The java.nio SPI is stable so it’s literally a case where we can write it once, test it well, and then forget about it. We can eventually remove from our primary source tree and use like any other library. We aren’t quite there yet since some servers don’t fully implement their RFC standard and we have to find workarounds. (I’m looking at you, Windows FTP server.) But soon….
A recent issue highlighted that some developers didn’t understand the key difference between an API and a SPI:
An API (Application Programming Interface) is a contract from the library to the developer. The developer can use as much or as little of the API as they wish.
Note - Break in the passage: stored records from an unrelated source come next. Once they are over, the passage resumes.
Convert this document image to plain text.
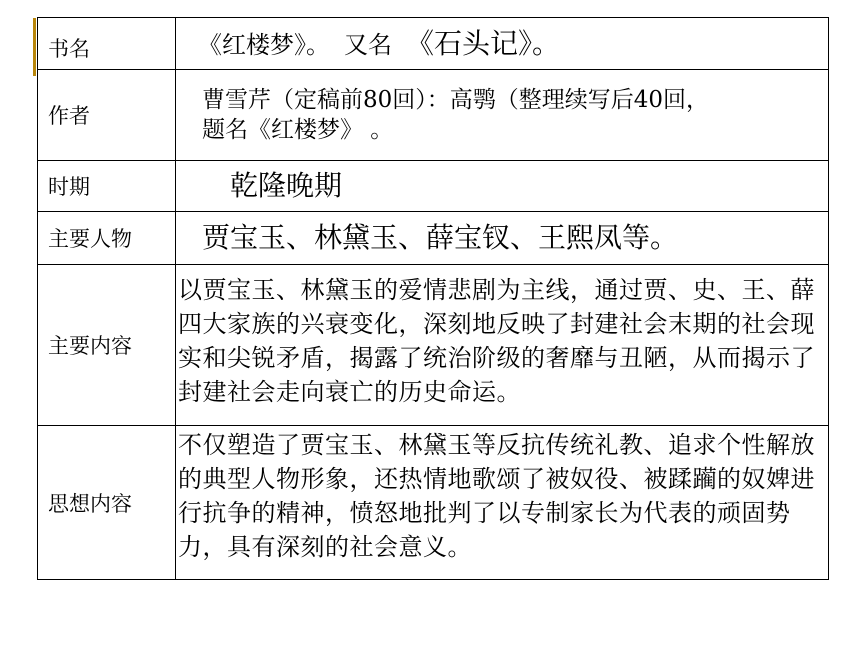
书名	《红楼梦》。 又名 《石头记》。
作者	曹雪芹（定稿前80回）：高鹗（整理续写后40回，
题名《红楼梦》 。

时期	乾隆晚期
主要人物	贾宝玉、林黛玉、薛宝钗、王熙凤等。
主要内容	以贾宝玉、林黛玉的爱情悲剧为主线，通过贾、史、王、薛四大家族的兴衰变化，深刻地反映了封建社会末期的社会现实和尖锐矛盾，揭露了统治阶级的奢靡与丑陋，从而揭示了封建社会走向衰亡的历史命运。
思想内容	不仅塑造了贾宝玉、林黛玉等反抗传统礼教、追求个性解放的典型人物形象，还热情地歌颂了被奴役、被蹂躏的奴婢进行抗争的精神，愤怒地批判了以专制家长为代表的顽固势力，具有深刻的社会意义。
A SPI (Service Provider Interface) is a contract from the developer to the library. The developer must fully implement the SPI according to the specification. Ideally the test coverage is based on a reference implementation, e.g., I wrote my hdfs:// tests by writing analogous file:/// tests and verifying the results matched instead of basing them solely on my understanding of the SPI javadoc. There were some significant differences.
There are two caveats to the requirement that a developer fully implement the SPI. First, many SPIs specify that some methods can throw UnimplementedMethodException. These methods are optional and the developer can safely throw that exception if they don’t want to implement the method for some reason. Second, if the developer knows, with absolute certainty, which SPI methods will never be called then they can throw an exception if these methods are called. This is extremely risky though since methods you don’t need today have a tendency to become critical a few years later. On the one hand we want to make the most efficient use of our time and it’s wasteful to implement something we’ll never need. On the other hand if we do need that functionality later it’s far more efficient to implement everything at once while all of the nuances are fresh in our minds. It can be costly to refamiliarize yourself with the servers and code later.
In our particular case having a full implementation wouldn’t have solved the immediate problem. However the discussion brought up the difference between APIs and SPIs and I decided that this is a common enough confusion to be worth discussing.